3 tahun lalu aku memang menjadi orang bodoh tak
berguna karena kemalasanku, bahkan dalam urusan cinta. Cinta? Oh tidak, bahkan
aku belum merasakan cinta pada seseorang. Tak lazim memang, tapi itulah yang
aku rasakan. Aku tidak terlalu memperdulikan soal cinta, tapi kini aku mencoba
mencari cinta. Hmm, mungkin cinta ini dibarengi dengan prestasi.
Sudah berapa lama kau melamun, Alissa? Oh tidak,
kebiasaan ini selalu terulang, melamun ketika terbangun dari tidurku. “Jam
berapa sekarang?” tanyaku dalam hati lalu bergegas melihat jam kecil yang
berada di atas meja samping tempat tidurku.
“Sudah rusak jam ini,” ucapku sembari tertawa masam.
“Hey kau jam, baru saja aku ganti batumu dengan yang baru, tapi mengapa malah
membohongiku sekarang?!” seruku seperti orang tak waras. “Apakah kau tidak akan
sekolah kakakku yang manis?”. Terdengar suara adikku dibalik pintu. Seperti
berada di angan-angan, aku seakan tak memperdulikan kata-kata yang terdengar
selintas itu. “Jam tanganku sudah menunjukan pukul 06.40, hari ini adalah hari
MOS di sekolah barumu, bukan?”
MOS? Oh tidaaaak!!! Aku lupa! Bagaimana bisa?
Serentak aku menuju kamar mandi yang berada di kamarku. “Bodohnya dirimu Al
sampai-sampai hal yang begini saja kau lupa!” gerutuku sambil memukul kepalaku
berkali-kali.
Hanya menghabiskan waktu 5 menit untuk mandi. Mandi
koboy? Apakah bisa dikatakan seperti itu? Tentu!
“Ibu, mengapa kau tak
membangunkanku sejak pagi?” tanyaku kesal ketika turun dari kamarku sambil
berlari ke ruang makan.
“Apakah kau tidak
memiliki telinga? Ibu telah membangunkanmu pagi-pagi buta!” seru adikku
memotong.
Ada hak apa gadis ingusan itu menjawab pertanyaaanku
yang sebenarnya bukan untuknya? Tak sopan. “Aku tak bicara padamu anak
ingusaaaan!” ejekku cepat. “Hey hey, kalian itu setiap pagi kerjaannya ribut
saja. Sudah diam,” terdengar suara ibuku menengahi. “Ibu tadi sudah coba
membangunkanmu Alissa, tapi kau tidak menyahut,” lanjutnya. “Ah aku tak
dengar,” ujarku singkat.
06.55...
“Oh Tuhan!
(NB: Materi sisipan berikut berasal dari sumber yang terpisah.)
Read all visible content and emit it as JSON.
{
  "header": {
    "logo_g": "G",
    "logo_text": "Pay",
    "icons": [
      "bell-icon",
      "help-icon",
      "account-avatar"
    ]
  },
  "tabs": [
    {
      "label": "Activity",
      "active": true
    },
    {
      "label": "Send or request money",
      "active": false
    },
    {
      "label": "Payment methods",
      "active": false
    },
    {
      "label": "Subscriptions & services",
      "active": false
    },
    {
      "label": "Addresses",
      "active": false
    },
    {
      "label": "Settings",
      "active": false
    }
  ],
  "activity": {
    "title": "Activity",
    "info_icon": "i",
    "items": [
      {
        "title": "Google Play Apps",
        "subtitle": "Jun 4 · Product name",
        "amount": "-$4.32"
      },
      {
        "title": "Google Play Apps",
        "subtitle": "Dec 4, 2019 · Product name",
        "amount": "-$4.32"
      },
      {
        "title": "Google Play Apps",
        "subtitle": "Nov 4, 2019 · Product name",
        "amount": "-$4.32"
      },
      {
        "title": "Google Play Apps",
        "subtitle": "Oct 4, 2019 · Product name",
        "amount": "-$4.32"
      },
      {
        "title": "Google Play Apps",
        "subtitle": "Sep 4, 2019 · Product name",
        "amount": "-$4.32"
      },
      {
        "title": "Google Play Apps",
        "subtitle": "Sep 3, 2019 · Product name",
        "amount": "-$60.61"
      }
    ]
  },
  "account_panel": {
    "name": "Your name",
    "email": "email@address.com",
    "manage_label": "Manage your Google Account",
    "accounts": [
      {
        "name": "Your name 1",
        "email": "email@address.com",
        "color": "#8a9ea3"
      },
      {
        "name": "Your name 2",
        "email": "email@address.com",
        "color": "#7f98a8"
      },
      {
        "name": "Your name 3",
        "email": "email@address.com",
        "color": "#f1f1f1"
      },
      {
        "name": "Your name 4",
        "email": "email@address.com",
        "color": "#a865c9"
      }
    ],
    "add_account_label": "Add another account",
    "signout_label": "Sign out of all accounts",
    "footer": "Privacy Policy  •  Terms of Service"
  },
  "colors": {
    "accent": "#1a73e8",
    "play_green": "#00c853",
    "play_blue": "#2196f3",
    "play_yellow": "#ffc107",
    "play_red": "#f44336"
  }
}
Sial sekali
hari ini,” seruku lantang. “Ibu aku buru-buru, aku pergi dulu,” pamitku pada
ibu lalu bergegas pergi. “Kau tidak akan berangkat bersama adikmu?” terdengar
suara ibu ketika aku sudah berjalan menjauh dari rumah. “Berangkat bersama
bagaimana? Dia kan masuk pukul 07.30, sedangkan aku 5 menit lagi akan masuk,”
gerutuku dalam hati.
Menit demi menit pun berlalu mengantarku pada gerbang
sekolah. Terlihat satpam sekolah berhiaskan kumis lebatnya telah memandangiku
dari kejauhan tepat saat aku turun dari taksi.
“Tolong buka gerbangnya
Pak,” mohonku sambil mengatur nafas. Ya, ketika itu aku tengah berlari demi
menggapai pintu gerbang. Satpam itu menatapku tajam, “Kau tahu anak manis?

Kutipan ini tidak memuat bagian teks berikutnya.